Due to misfortune, or my stupidity, I turned up at the airport ready to travel to the OCR Series World Final without having a flight to board…this meant that a week later the OCR European Championships Short Course was due to be my first OCR of the year.
Watching the pre-race videos of obstacles, I could see it was going to be a baptism of fire. Every obstacle videoed seemed to be a rig and, looking at the race map, there seemed to be a lot of them.
It was for this reason that I stood on the start line a little less enthused than usual. The weather was brilliant and I felt I had great running legs, but I could tell they weren’t going to be much help. After a kilometre with some walls, a step up, two rigs, water dip and water slide…the rigs began in earnest. First up was a 10 metre low rig, which transferred into a high rig with twisting monkey bars. This was followed by a wooden rig, with many ropes, and then a polish rig; this was where I first had problems. I was pumped in my forearms!
Bouncing off a trampoline, I grabbed the first bar. Swinging to the next bar, we then had to transfer onto a spinning bar, then three metal nunchucks before another spinning thing and the bell. Failing my first go, I was directed to the retry line. The nunchucks were wet so I figured Leon, who was leading, had also had to retry. I came off again. Now I was really pumped. One last big effort and I was through.
On the following running section I couldn’t push myself to run faster to catch the next athlete, I knew I needed the time to recover the use of my hands.
Going through a weaver and over a metal A frame the rigs soon started again. First up was hamster style monkey bars…these are really tough for the skin because each bar twists in your hand. Jumping off I noticed a massive tear on my palm. I had stuck some gloves up my shorts before the start and proceeded to put one of them on, but only got half way before the next rig. This consisted of a rope traverse, climbing under a net, swinging between mini anchors, another net and then transferring between 5 thick ropes.

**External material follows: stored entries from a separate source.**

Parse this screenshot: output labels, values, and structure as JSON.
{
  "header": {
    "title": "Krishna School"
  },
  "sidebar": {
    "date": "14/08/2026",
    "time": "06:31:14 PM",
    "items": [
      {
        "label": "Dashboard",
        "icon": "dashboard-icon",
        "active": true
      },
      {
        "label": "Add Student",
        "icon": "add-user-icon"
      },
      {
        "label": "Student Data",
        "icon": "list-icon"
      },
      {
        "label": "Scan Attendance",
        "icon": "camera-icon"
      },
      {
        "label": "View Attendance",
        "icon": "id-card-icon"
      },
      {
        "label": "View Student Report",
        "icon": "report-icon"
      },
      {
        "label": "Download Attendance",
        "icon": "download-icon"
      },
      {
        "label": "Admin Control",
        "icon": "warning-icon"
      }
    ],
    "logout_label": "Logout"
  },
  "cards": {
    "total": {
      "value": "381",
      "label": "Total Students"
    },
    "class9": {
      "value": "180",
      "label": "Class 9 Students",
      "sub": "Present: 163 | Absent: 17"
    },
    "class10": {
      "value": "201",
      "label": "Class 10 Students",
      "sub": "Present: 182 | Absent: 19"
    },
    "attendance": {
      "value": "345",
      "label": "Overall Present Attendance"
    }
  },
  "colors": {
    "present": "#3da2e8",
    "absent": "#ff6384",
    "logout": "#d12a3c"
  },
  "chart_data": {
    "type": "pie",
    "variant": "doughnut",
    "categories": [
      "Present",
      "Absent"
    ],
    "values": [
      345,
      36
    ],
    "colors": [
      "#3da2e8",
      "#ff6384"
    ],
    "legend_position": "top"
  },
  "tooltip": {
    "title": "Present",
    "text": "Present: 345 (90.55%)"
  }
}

At the end, I reached to touch the last rope, slipped and tried to reach for it in the air. I got it at the exact same time as my feet hit the ground…unsure as to whether I got it in the air or not, the marshal turned me back to begin the entire thing again. This time I slipped off at the same point.
I decided my day was done. I knew there were many more rigs to go and my main race was on the Saturday. I had already pushed my grip strength to explosion, but I could at least save the skin on my hands. I also wasn’t in the mood to wait for a five minutes before having another go.
I got my band cut and walked off.
Leon won in an impressive display of ninjaness; thirteen elite males went on to finish the 4km course within the 2 hour time cut off and only one female.
I know some people are going to say: ‘some races should be technical, same as some having heavier carries or more swimming’. For me, an obstacle race is meant to test many attributes that a human has evolved to have; things like: balance, agility, speed, endurance, strength, grit, skill. The winner is the athlete with the best combination of the above. This course had few obstacles that tested anything other than how well you can hang from different stuff. The obstacles that weren’t grip strength based were far too easy and few and far between; the ones that were, were far too many and too hard for me to say this course was a true representation of how an obstacle race should be. Perhaps it would have been fine if this was a normal event that was advertised as being ninja heavy; but a championship course that represents a combination of obstacle racing around Europe, this was not.
It is fair to say that the organisers and federation did a fantastic job on every other aspect of the event. The facilities were the best I have seen, the live feed was a breakthrough in race coverage and they even had an app with all required information, maps and results. Even the obstacles were beautifully built and amazing feats of imagination alone, but when put together how they were, the course resembled something else other than an OCR.
Reflecting on the race, I realise that my technique and strength were not up to par and it seems a shame for me to ‘blame the course’. But, with such low finishing rates, I can’t help but feel like something wasn’t right. This is without mentioning that nearly every athlete to tackle the course would have ripped up skin on their hands.
On meeting with the federations after the race, I could see the race hadn’t gone how they wanted it to. We spent much time discussing obstacle racing and the future of the sport and, on leaving the meeting, I had the feeling that the future is bright and I am going to help make it so. For the immediate future though, I had some antiseptic spray and tape to buy so I could be ready for the 15km course the next day.
Photo by Johan Cajdert and J.P Ocr/sport-Foto
Great article Jon. I wasn’t there but I think you summed up the feeling a of the majority of those who were.
Fingers crossed the organisers have heard the feedback and put it to good use. It sounds like a perfect racing weekend except for those pesky never ending rigs,lol.